Draco recordó las manos amputadas de Joyce cayendo del sobre ensangrentado sobre la mesa. Apretó los dientes. Él ya había condenado a muerte al cardenal y no estaba dispuesto a apartarse ni un ápice de su veredicto, aunque Leoni fuera el amo del universo.

53

A las diez de la mañana sonó el teléfono.

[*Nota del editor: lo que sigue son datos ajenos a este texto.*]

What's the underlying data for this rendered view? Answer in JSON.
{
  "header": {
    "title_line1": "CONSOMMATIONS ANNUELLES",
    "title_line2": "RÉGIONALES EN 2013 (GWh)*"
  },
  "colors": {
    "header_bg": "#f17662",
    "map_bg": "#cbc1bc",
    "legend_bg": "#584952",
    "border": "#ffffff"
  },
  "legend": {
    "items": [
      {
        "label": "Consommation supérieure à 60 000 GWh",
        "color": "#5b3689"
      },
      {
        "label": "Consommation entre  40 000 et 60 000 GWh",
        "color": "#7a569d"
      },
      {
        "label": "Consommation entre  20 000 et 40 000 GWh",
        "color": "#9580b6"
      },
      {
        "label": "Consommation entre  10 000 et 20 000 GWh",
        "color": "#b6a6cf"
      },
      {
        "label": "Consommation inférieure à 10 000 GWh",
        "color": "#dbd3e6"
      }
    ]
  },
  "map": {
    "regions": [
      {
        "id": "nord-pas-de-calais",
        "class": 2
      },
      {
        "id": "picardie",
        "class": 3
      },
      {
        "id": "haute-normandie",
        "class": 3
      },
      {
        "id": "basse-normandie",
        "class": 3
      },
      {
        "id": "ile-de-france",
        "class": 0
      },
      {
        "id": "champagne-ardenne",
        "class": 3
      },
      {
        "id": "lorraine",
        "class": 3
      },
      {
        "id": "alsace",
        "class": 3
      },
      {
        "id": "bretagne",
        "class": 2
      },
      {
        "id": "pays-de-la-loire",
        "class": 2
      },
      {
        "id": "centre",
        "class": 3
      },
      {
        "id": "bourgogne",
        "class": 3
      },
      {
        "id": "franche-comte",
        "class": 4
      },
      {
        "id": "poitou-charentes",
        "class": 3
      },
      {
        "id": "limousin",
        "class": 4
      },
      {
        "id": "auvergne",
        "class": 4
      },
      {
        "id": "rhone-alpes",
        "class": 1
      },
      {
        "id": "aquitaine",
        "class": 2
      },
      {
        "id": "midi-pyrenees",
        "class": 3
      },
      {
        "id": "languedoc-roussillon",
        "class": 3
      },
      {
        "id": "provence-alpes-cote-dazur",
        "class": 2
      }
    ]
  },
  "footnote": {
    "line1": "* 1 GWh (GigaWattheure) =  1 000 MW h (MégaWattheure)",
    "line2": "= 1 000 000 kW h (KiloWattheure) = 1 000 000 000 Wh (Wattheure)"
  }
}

– ¿Simón Draco? -preguntó la voz meliflua de Petisú-. La persona que vas a ver te espera en la suite Verdi, novena planta.

– Bien. Ahora voy.

Simón Draco se metió la pistola en el pantalón, salió del cuarto y tomó un ascensor hasta la décima planta. Prefería bajar un piso para inspeccionar el pasillo por si lo estaban esperando. Petisú estaba al pie de la escalera, sonriente. Como buen profesional, había anticipado su movimiento. ¿Habría descubierto también la bomba bajo su automóvil?

– Su eminencia nos espera -dijo señalando con un gesto elegante la puerta de la suite Verdi.

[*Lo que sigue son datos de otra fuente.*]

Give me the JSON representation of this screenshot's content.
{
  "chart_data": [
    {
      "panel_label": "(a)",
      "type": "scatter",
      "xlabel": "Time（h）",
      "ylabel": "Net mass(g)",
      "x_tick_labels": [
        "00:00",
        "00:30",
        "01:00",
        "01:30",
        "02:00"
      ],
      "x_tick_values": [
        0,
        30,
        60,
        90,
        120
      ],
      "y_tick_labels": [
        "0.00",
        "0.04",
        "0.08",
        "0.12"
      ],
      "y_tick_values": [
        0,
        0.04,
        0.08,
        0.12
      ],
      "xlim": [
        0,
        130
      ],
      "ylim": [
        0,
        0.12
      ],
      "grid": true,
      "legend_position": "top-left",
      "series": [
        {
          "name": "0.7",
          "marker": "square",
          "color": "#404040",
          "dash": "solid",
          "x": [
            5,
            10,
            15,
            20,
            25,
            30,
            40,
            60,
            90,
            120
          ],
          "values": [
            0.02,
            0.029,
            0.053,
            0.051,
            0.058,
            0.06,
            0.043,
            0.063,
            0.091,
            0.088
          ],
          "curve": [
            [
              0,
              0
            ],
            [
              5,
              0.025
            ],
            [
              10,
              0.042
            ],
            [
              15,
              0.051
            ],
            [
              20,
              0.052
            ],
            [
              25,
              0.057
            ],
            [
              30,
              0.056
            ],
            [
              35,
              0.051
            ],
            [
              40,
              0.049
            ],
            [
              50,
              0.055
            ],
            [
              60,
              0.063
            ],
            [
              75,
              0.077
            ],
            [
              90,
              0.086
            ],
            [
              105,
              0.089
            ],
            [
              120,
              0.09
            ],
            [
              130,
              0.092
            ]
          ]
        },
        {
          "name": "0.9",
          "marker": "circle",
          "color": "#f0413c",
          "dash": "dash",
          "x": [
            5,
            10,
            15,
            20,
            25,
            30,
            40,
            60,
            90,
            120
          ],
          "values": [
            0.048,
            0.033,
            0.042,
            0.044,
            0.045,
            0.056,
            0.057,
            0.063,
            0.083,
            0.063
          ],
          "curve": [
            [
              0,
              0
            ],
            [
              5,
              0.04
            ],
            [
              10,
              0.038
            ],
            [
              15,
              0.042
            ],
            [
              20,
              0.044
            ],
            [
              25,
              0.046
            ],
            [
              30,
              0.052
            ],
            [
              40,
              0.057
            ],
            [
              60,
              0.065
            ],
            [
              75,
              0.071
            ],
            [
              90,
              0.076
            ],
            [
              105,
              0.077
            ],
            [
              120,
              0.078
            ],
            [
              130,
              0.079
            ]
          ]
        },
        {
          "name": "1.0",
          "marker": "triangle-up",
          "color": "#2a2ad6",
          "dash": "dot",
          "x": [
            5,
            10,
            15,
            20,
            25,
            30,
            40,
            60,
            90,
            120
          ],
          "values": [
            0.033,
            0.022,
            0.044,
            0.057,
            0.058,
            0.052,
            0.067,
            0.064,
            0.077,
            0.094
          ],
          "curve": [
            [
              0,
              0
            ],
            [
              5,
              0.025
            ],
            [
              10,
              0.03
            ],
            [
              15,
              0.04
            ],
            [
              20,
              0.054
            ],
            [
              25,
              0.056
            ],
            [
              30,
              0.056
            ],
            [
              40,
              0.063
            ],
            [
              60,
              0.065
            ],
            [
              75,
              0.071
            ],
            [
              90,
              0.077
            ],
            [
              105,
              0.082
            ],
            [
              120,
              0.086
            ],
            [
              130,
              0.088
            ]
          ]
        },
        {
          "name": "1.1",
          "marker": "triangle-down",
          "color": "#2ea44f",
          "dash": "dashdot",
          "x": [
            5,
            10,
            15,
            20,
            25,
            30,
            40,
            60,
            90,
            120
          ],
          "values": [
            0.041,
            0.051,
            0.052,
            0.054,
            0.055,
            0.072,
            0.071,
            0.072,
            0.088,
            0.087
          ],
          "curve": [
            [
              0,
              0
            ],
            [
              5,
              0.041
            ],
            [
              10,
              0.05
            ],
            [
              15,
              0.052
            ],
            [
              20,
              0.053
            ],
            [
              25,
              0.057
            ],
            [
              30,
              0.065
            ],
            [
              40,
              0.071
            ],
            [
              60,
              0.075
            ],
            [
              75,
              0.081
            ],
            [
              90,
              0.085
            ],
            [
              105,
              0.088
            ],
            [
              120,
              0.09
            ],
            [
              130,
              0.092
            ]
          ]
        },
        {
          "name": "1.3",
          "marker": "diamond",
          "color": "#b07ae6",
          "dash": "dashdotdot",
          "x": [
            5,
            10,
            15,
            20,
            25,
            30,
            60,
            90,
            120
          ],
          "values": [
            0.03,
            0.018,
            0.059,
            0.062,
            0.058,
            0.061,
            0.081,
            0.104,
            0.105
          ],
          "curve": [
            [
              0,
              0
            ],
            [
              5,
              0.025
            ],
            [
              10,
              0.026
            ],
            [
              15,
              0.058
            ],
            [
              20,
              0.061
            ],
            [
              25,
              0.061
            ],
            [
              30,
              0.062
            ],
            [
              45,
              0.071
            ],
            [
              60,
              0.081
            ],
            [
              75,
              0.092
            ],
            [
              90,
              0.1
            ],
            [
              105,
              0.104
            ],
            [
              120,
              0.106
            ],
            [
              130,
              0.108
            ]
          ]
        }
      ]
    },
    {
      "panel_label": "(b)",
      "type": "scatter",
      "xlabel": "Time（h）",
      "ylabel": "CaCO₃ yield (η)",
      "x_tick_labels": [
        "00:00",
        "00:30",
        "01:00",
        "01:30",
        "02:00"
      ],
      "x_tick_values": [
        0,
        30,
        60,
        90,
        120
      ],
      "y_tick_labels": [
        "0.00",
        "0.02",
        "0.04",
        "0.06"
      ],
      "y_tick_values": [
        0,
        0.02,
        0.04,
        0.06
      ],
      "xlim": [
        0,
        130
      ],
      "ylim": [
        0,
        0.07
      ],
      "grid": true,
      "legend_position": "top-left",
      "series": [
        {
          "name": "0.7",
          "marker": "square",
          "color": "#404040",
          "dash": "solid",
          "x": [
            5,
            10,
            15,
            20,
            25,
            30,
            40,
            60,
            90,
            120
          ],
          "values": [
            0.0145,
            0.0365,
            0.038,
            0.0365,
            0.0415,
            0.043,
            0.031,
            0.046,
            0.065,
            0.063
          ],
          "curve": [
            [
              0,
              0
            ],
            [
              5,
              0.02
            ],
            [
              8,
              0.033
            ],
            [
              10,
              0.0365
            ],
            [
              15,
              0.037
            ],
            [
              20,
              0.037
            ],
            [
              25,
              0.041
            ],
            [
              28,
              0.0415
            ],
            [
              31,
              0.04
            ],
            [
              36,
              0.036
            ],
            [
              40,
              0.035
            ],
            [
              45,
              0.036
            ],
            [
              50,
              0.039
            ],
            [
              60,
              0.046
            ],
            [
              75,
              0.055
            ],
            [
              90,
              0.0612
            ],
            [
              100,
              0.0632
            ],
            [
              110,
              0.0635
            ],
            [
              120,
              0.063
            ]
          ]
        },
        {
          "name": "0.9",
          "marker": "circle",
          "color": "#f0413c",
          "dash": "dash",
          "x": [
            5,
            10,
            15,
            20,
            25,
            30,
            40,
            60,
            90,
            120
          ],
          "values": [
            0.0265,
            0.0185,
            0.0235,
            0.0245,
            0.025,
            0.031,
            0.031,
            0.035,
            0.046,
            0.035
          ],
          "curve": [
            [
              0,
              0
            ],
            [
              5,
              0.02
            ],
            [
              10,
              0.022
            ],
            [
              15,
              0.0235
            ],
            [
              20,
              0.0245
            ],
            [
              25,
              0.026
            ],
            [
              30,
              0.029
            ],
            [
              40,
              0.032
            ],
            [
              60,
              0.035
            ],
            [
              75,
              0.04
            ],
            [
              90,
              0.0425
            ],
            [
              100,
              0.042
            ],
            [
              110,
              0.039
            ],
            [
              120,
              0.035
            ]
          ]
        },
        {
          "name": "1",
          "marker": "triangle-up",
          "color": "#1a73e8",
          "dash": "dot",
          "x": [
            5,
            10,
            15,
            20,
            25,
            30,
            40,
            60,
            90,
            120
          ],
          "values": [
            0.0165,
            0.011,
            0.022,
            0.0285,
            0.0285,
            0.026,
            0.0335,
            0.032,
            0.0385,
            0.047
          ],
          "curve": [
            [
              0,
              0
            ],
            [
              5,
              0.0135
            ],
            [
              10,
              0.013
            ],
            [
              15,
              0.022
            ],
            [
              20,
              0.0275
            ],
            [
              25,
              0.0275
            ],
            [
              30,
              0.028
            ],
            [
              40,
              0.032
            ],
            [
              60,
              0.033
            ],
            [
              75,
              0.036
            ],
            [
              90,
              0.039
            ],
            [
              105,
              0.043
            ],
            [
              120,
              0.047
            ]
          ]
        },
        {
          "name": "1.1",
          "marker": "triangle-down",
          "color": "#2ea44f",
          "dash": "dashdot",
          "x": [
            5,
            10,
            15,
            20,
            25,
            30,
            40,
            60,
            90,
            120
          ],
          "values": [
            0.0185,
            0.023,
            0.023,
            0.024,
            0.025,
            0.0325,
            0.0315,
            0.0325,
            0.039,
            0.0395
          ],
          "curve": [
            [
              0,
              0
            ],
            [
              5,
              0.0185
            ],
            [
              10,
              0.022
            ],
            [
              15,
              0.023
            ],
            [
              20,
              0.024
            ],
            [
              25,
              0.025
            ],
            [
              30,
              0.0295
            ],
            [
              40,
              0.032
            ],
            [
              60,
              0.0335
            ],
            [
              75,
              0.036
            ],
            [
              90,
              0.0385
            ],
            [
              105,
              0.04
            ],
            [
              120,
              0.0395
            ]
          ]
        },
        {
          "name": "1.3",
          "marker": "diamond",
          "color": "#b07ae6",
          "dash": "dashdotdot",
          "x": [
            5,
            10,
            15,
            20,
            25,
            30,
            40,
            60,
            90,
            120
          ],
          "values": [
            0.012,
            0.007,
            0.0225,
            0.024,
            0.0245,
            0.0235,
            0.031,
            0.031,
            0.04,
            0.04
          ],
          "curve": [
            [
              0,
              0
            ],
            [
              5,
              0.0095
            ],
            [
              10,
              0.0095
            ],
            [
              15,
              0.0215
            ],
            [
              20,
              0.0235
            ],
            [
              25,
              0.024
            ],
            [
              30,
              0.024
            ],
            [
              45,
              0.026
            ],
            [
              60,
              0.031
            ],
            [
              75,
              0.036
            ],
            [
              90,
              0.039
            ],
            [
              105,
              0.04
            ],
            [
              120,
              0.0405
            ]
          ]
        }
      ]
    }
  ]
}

El vestíbulo estaba amueblado con una lámpara de Murano, una mesa versallesca, una cornucopia y dos sicarios de la mafia rusa anchos como armarios, que lo cachearon sin contemplaciones y le confiscaron la Glock.

Draco sospechó que no se la devolverían. También sospechó que su eminencia no malgastaría su precioso tiempo en regatear sobre el precio de las piedras templarias. Quizá habían previsto una sesión de tortura, una confesión y una muerte rápida, por estrangulamiento o por rotura de cuello, sin mucha sangre, que siempre es escandalosa. Aunque, ¿cómo sabrían que confesaba el verdadero escondite de las piedras templarias? No, no podían eliminarlo tan rápidamente. Su último as era que tendrían que telefonear a Londres para que los rusos comprobaran que las piedras estaban allí, y aun así podrían ser copias falsas; el propio Leoni querría examinarlas antes de deshacerse de su último propietario. No, no podían asesinarlo en seguida. Tendrían que esconderlo en otro lugar y retenerlo unos cuantos días hasta comprobarlo todo. Luego sí, a gozar de la presencia del Altísimo.

Leoni vestía un traje de lana fría de Armani y calzaba zapatos hechos a mano por Bertoldi. Más que un prelado, parecía un modelo especializado en la personificación de ejecutivos atractivos de mediana edad. Tenía el cabello corto y gris, cuidadosamente recortado, y los ojos de un azul magnético, orlados de unas discretas ojeras que denunciaban su afición a la vida nocturna. Lo recibió en una sala amplia, ostentosamente decorada en un estilo híbrido entre arabesco y Luis XIV. Después de estrecharle la mano con un apretón rápido y enérgico, le ofreció asiento en un incómodo sillón forrado de damasco antiguo.

– ¿Café?

– Solo, por favor.

Un efebo árabe tocado de fez hizo una reverencia y se dirigió a la diminuta cocina de la suite. Los dos atlantes rusos permanecían atentos e inmóviles, a ambos lados de la puerta, con los musculosos brazos cruzados. Petisú fumaba un cigarrillo rubio, en boquilla de marfil, junto a la ventana y contemplaba la escena.

– Señor Draco, hace tiempo que deseaba realizar esta entrevista y lamento que ahora tengamos que celebrarla un tanto atropelladamente debido a los graves acontecimientos que, como usted no ignorará, me reclaman en Roma. Así pues, me permitirá que vaya directamente al grano: usted tiene las piedras templarias o, al menos, conoce su paradero. Estoy dispuesto a hacerle una oferta por ellas, o por su colaboración para que demos con ellas, una oferta que ningún otro coleccionista de objetos antiguos podrá igualar.